Three counties in Western Kenya that are endemic to malaria have been enrolled into a study to check how malaria treatment affects COVID-19 severity.
The study trial manager Dr Brian Tangara at Kenya Medical Research Institute and Liverpool School of Tropical Medicine says the MalCOV study is being carried out in Kenya and Burkina Faso.
In Kenya, Dr Tangara says the study is being conducted in Busia, Kisumu and Siaya Counties and will run for 18 months, with 11 months already utilized.
“Our study is looking at, is malaria a risk factor to COVID-19 severity,” he said.
He noted that the region is prevalent to malaria and with COVID-19, the situation has been unbearable.

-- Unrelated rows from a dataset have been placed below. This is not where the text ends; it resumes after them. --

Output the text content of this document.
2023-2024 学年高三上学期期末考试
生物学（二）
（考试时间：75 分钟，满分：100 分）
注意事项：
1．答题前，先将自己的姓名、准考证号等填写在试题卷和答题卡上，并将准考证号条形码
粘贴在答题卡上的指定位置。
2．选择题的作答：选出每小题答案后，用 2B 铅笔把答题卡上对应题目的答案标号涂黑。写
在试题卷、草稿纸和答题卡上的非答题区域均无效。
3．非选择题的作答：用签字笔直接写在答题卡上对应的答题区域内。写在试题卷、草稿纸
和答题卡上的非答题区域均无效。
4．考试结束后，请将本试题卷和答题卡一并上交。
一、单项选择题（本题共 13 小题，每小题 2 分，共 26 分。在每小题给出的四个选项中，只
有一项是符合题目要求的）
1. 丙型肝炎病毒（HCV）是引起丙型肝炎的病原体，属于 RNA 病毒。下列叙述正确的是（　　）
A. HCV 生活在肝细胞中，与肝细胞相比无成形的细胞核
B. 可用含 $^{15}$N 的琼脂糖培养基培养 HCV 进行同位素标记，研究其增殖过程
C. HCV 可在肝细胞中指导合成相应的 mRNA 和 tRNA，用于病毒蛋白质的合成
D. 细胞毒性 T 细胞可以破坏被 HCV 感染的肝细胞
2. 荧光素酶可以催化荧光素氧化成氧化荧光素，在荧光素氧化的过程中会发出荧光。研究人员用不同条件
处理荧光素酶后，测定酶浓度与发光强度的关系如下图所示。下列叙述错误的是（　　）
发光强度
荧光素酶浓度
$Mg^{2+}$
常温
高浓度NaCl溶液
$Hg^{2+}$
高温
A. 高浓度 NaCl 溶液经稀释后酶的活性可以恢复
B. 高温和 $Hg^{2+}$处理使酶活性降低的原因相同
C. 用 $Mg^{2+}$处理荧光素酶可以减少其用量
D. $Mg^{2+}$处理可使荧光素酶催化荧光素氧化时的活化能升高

Speaking to the press in Kisumu on Tuesday, Dr Tangara says they are enrolling 708 newly diagnosed COVID-19 patients in Western Kenya and Burkina Faso.
“In that 708 patients, we are trying to follow them for a period of one month, these are people who have COVD-19,” he said.
Approximately 142 of the 708 COVID-patients are expected to be co-infected with malaria, excluding pregnant women.
He says the trial will be for those who have COVID-19 and malaria, and they will be followed for a period of six weeks while on medication.
“They will be enrolled in the nested malaria treatment trial and randomized to receive 3-days of artemether-lumefantrine (the current standard of care) or pyronaridine-artesunate, a highly effective antimalarial drug,” he said.
Dr Tangara says they will monitor the disease progression through the scheduled visit for a period of one year to compare the two groups-those with COVID-19 and those infected with malaria.
“At the end of it all we are going to compare, COVID-19 severity between these two groups, we are going to compare the immune response between these two groups,” he said.
“We are also going to compare how we shred the virus, does a patient remain infectious with COVD-19, if they are only COVID-19 or if they are co-infected with malaria at the same time,” he said.
In terms of enrolment patients for the study, Dr Tangara says they are at 50 percent both in Kenya and Burkina Faso.
He says the study is being carried out in a strict adherence to infection prevention and control guidelines, including use of personal protection equipment as per national guidelines in each country.
Dr Tangara says they are not worried about the low positivity numbers in the country, noting that everybody wants COVID-19 to come to an end.